After Blue affirme haut et fort la persistance de l’univers de Bertrand Mandico, échappant à tout naturalisme, exprimant un surréalisme de cinémathèque, qui emprunterait autant aux films érotiques de Jean Rollin qu’à l’esthétisme de Dario Argento. On y retrouvera en partie le casting presque exclusivement féminin des Garçons sauvages, avec des présences récurrentes comme Elina Lewinsohn, l’excellente Vimala Pons ou Pauline Lorillard. Le prétexte dramatique est extrêmement ténu : sur une planète qui semble n’appartenir qu’aux femmes, tout comme La Cité des femmes de Fellini, deux femmes, une fille et sa mère, partent à la recherche d’une meurtrière dénommée Kate Bush (hommage à la reine de la pop, qui avait déjà été évoquée dans The Return of Tragedy). Western SF tout à fait surprenant, le film emprunte à tous les genres (film arty, érotico-sexuel, fantastique, etc.) sans se dédier à un seul.

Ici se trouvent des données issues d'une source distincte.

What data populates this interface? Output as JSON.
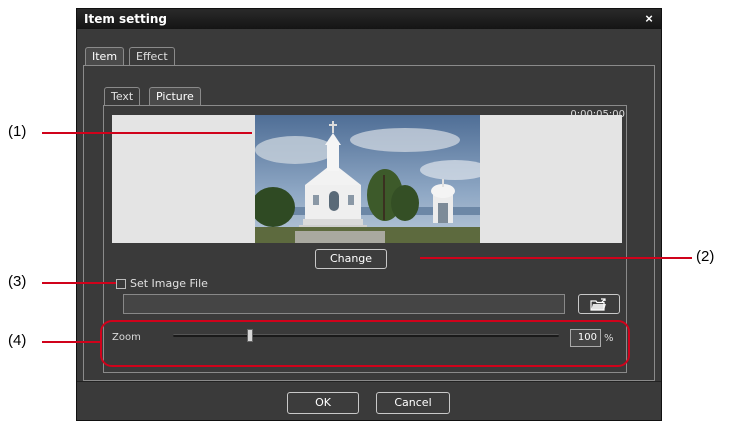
{
  "dialog": {
    "title": "Item setting",
    "close_glyph": "×",
    "tabs": [
      {
        "label": "Item",
        "active": true
      },
      {
        "label": "Effect",
        "active": false
      }
    ],
    "subtabs": [
      {
        "label": "Text",
        "active": false
      },
      {
        "label": "Picture",
        "active": true
      }
    ],
    "timecode": "0:00:05:00",
    "change_button": "Change",
    "set_image_label": "Set Image File",
    "set_image_checked": false,
    "file_path_value": "",
    "browse_icon": "folder-open-icon",
    "zoom": {
      "label": "Zoom",
      "value": "100",
      "unit": "%",
      "slider_fraction": 0.2
    },
    "ok_button": "OK",
    "cancel_button": "Cancel"
  },
  "annotations": {
    "callouts": [
      "(1)",
      "(2)",
      "(3)",
      "(4)"
    ],
    "color": "#d0021b"
  },
  "colors": {
    "dialog_bg": "#3a3a3a",
    "titlebar_bg": "#1a1a1a",
    "preview_bg": "#e4e4e4"
  }
}
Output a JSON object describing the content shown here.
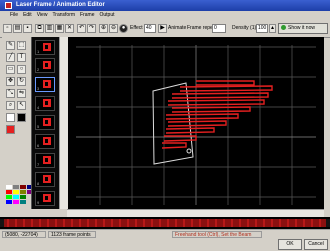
{
  "window": {
    "title": "Laser Frame / Animation Editor"
  },
  "menu": [
    "File",
    "Edit",
    "View",
    "Transform",
    "Frame",
    "Output"
  ],
  "toolbar": {
    "effect_label": "Effect",
    "frame_value": "40",
    "animate_label": "Animate",
    "frame_repeats_label": "Frame repeats",
    "frame_repeats_value": "0",
    "density_label": "Density (1)",
    "density_value": "100",
    "show_label": "Show it now"
  },
  "colors": {
    "accent": "#1d3ea8",
    "laser_red": "#e52020",
    "grid": "#5a5a5a",
    "outline": "#dddddd"
  },
  "palette": [
    "#ffffff",
    "#808080",
    "#ff0000",
    "#ffff00",
    "#00ff00",
    "#00ffff",
    "#0000ff",
    "#ff00ff",
    "#800000",
    "#808000",
    "#008000",
    "#008080",
    "#000080",
    "#800080"
  ],
  "frames": [
    "1",
    "2",
    "3",
    "4",
    "5",
    "6",
    "7",
    "8",
    "9"
  ],
  "status": {
    "coords": "(5080, -22704)",
    "points": "1123 frame points",
    "hint": "Freehand tool (Ctrl), Set the Beam"
  },
  "buttons": {
    "ok": "OK",
    "cancel": "Cancel"
  }
}
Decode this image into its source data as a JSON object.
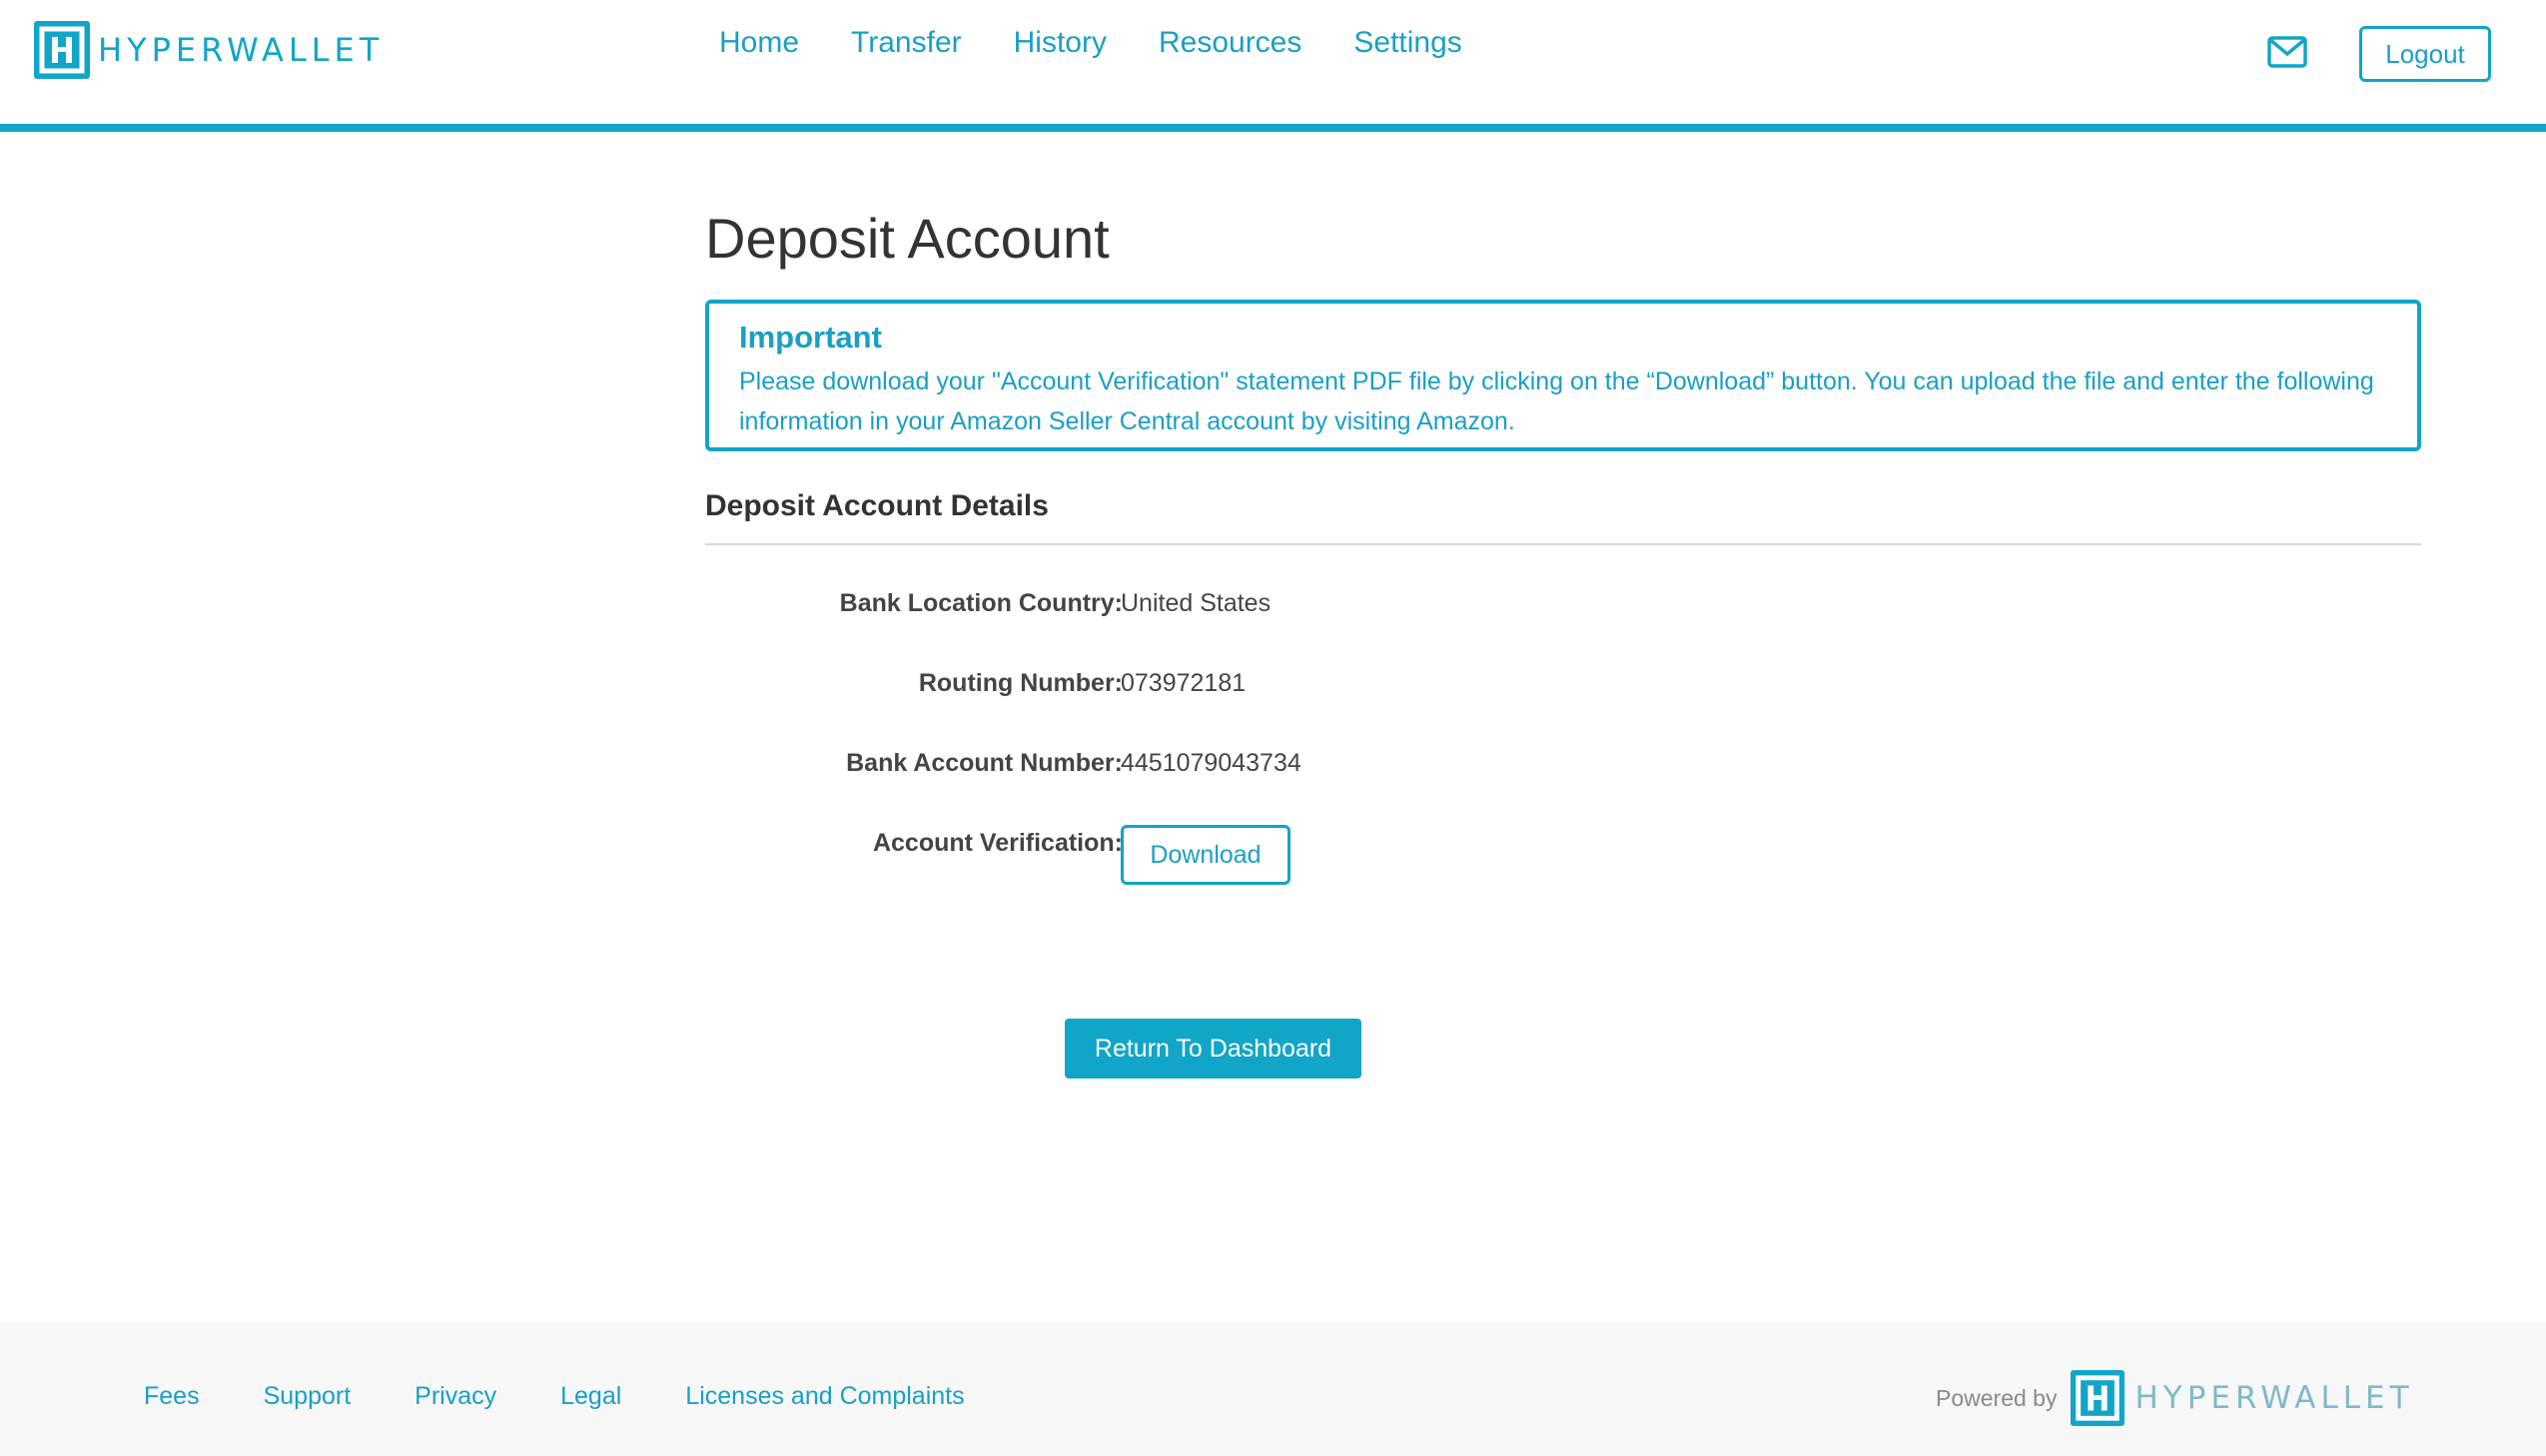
{
  "header": {
    "brand": "HYPERWALLET",
    "nav": [
      {
        "label": "Home"
      },
      {
        "label": "Transfer"
      },
      {
        "label": "History"
      },
      {
        "label": "Resources"
      },
      {
        "label": "Settings"
      }
    ],
    "mail_icon": "mail-icon",
    "logout_label": "Logout"
  },
  "main": {
    "title": "Deposit Account",
    "notice": {
      "title": "Important",
      "body": "Please download your \"Account Verification\" statement PDF file by clicking on the “Download” button. You can upload the file and enter the following information in your Amazon Seller Central account by visiting Amazon."
    },
    "section_title": "Deposit Account Details",
    "details": [
      {
        "label": "Bank Location Country:",
        "value": "United States"
      },
      {
        "label": "Routing Number:",
        "value": "073972181"
      },
      {
        "label": "Bank Account Number:",
        "value": "4451079043734"
      },
      {
        "label": "Account Verification:",
        "value": ""
      }
    ],
    "download_label": "Download",
    "dashboard_label": "Return To Dashboard"
  },
  "footer": {
    "links": [
      {
        "label": "Fees"
      },
      {
        "label": "Support"
      },
      {
        "label": "Privacy"
      },
      {
        "label": "Legal"
      },
      {
        "label": "Licenses and Complaints"
      }
    ],
    "powered_by": "Powered by",
    "brand": "HYPERWALLET"
  },
  "colors": {
    "accent": "#11a5c7",
    "link": "#1a9fc4",
    "text": "#333333",
    "footer_bg": "#f7f7f7"
  }
}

On pourrait dire selon l’expression proverbiale « qui trop embrasse mal étreint« . Ce n’est pas complètement faux ; After Blue sur plus de deux heures manque de la concision et de la fulgurance d’Ultra Pulpe, en voulant nous embarquer au long cours dans une dimension fantasmatique inconnue. Néanmoins, en dépit des longueurs, des redites et des paraphrases, After Blue confirme l’existence d’un véritable auteur, d’un authentique univers, même pour ceux qui pourraient s’y montrer réfractaires. C’est sans doute ce qu’a voulu signifier le Prix Fipresci décerné au film à Locarno. En voyant ce film, il est clair que Mandico n’est pas près de se ranger dans le cinéma traditionnel. Si After Blue a des allures de film-bilan, alors qu’il ne s’agit que d’un deuxième film, c’est que Mandico a déjà une bonne quinzaine d’années de courts métrages d’animation derrière lui. Complètement fou, toujours aussi expérimental, défrichant un univers qui n’appartient qu’à Bertrand Mandico (et peut-être aussi Yann Gonzalez), After Blue reste dans les pupilles diffractées bien des années-lumières après la projection.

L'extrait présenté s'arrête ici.